A Crowded Field and a Bet on Expertise

Loomis Sayles and Natixis are entering a competitive arena. Major asset managers, including Cliffwater, PIMCO, and Apollo, have already established a strong presence in the credit-focused interval fund space. To stand out, the firm is banking on its deep expertise and long-term track record. The new fund is managed by Loomis Sayles’ Full Discretion Team, a group with a 40-year history and over $85 billion in assets under management.

The team is known for its "deep-value, equity-like approach to credit selection," a research-intensive philosophy that will now be applied across both liquid and illiquid markets. "This new fund reflects our commitment to clients, bringing our team’s four decades of credit expertise into a single, flexible vehicle," Eagan stated in the announcement. Natixis, which is distributing the fund, sees it as a timely solution for building more resilient portfolios.
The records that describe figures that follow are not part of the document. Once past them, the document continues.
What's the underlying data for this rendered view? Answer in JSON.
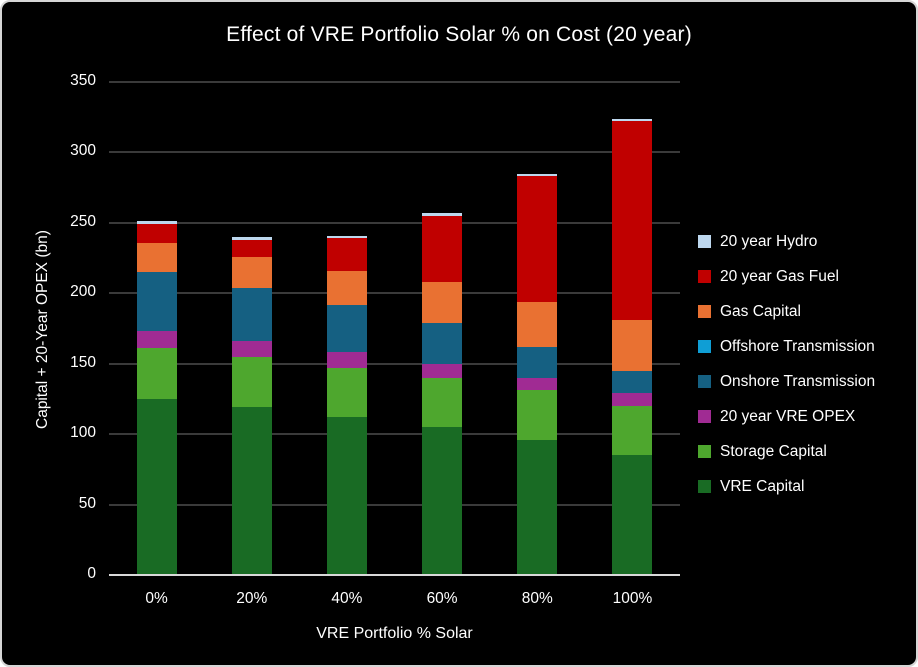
{
  "window": {
    "background": "#000000",
    "border_color": "#d6d6d6",
    "text_color": "#ffffff",
    "gridline_color": "#3a3a3a",
    "axis_line_color": "#d9d9d9"
  },
  "chart_data": {
    "type": "bar",
    "stacked": true,
    "title": "Effect of VRE Portfolio Solar % on Cost (20 year)",
    "xlabel": "VRE Portfolio % Solar",
    "ylabel": "Capital + 20-Year OPEX (bn)",
    "ylim": [
      0,
      350
    ],
    "yticks": [
      0,
      50,
      100,
      150,
      200,
      250,
      300,
      350
    ],
    "grid": true,
    "legend_position": "right",
    "categories": [
      "0%",
      "20%",
      "40%",
      "60%",
      "80%",
      "100%"
    ],
    "series": [
      {
        "name": "VRE Capital",
        "color": "#196B24",
        "values": [
          125,
          119,
          112,
          105,
          96,
          85
        ]
      },
      {
        "name": "Storage Capital",
        "color": "#4EA72E",
        "values": [
          36,
          36,
          35,
          35,
          35,
          35
        ]
      },
      {
        "name": "20 year VRE OPEX",
        "color": "#A02B93",
        "values": [
          12,
          11,
          11,
          10,
          9,
          9
        ]
      },
      {
        "name": "Onshore Transmission",
        "color": "#156082",
        "values": [
          42,
          38,
          34,
          29,
          22,
          16
        ]
      },
      {
        "name": "Offshore Transmission",
        "color": "#0F9ED5",
        "values": [
          0,
          0,
          0,
          0,
          0,
          0
        ]
      },
      {
        "name": "Gas Capital",
        "color": "#E97132",
        "values": [
          21,
          22,
          24,
          29,
          32,
          36
        ]
      },
      {
        "name": "20 year Gas Fuel",
        "color": "#C00000",
        "values": [
          13,
          12,
          23,
          47,
          89,
          141
        ]
      },
      {
        "name": "20 year Hydro",
        "color": "#BDD7EE",
        "values": [
          2,
          2,
          2,
          2,
          2,
          2
        ]
      }
    ],
    "totals": [
      251,
      240,
      241,
      257,
      285,
      324
    ]
  }
}
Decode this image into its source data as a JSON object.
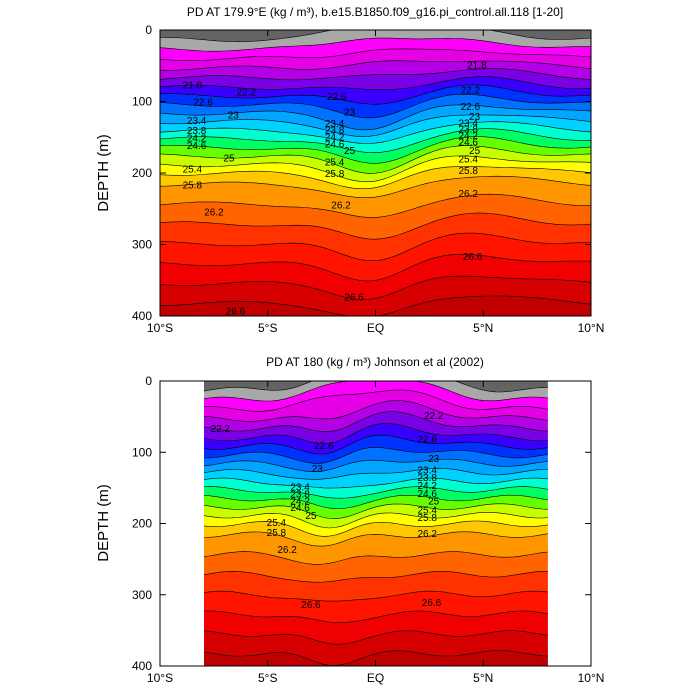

"By offering access to both public and private credit within the Loomis Sayles Credit Income Opportunities Fund, investors can tap a broader opportunity set and pursue more resilient portfolio construction, particularly amid recent disruptions in the private credit and semi-liquid space," said Matt Garzone, Senior Vice President of Private Placements at Natixis Investment Managers.

Navigating a Complex Opportunity Set

The fund is designed for long-term investors and is intended to complement a core fixed-income allocation rather than replace it. Its mandate allows for investment across a wide array of credit instruments, including corporate bonds, senior loans, structured credit like collateralized loan obligations (CLOs), and direct private credit investments.

This broad flexibility requires a sophisticated level of analysis, a task the firm is tackling through collaboration between its Full Discretion, Private Credit, and Structured Finance teams. The strategy underscores a belief that in today's market, evaluating opportunities across a company’s entire capital structure is essential to finding value and managing risk. By combining the potential for higher yields from private markets with the relative liquidity and transparency of public markets, the fund aims to deliver high total returns through both income and capital appreciation. The offering will be available in both institutional and retail share classes, signaling an ambition to capture a wide swath of the investor landscape seeking to enhance portfolio yield in an evolving financial world.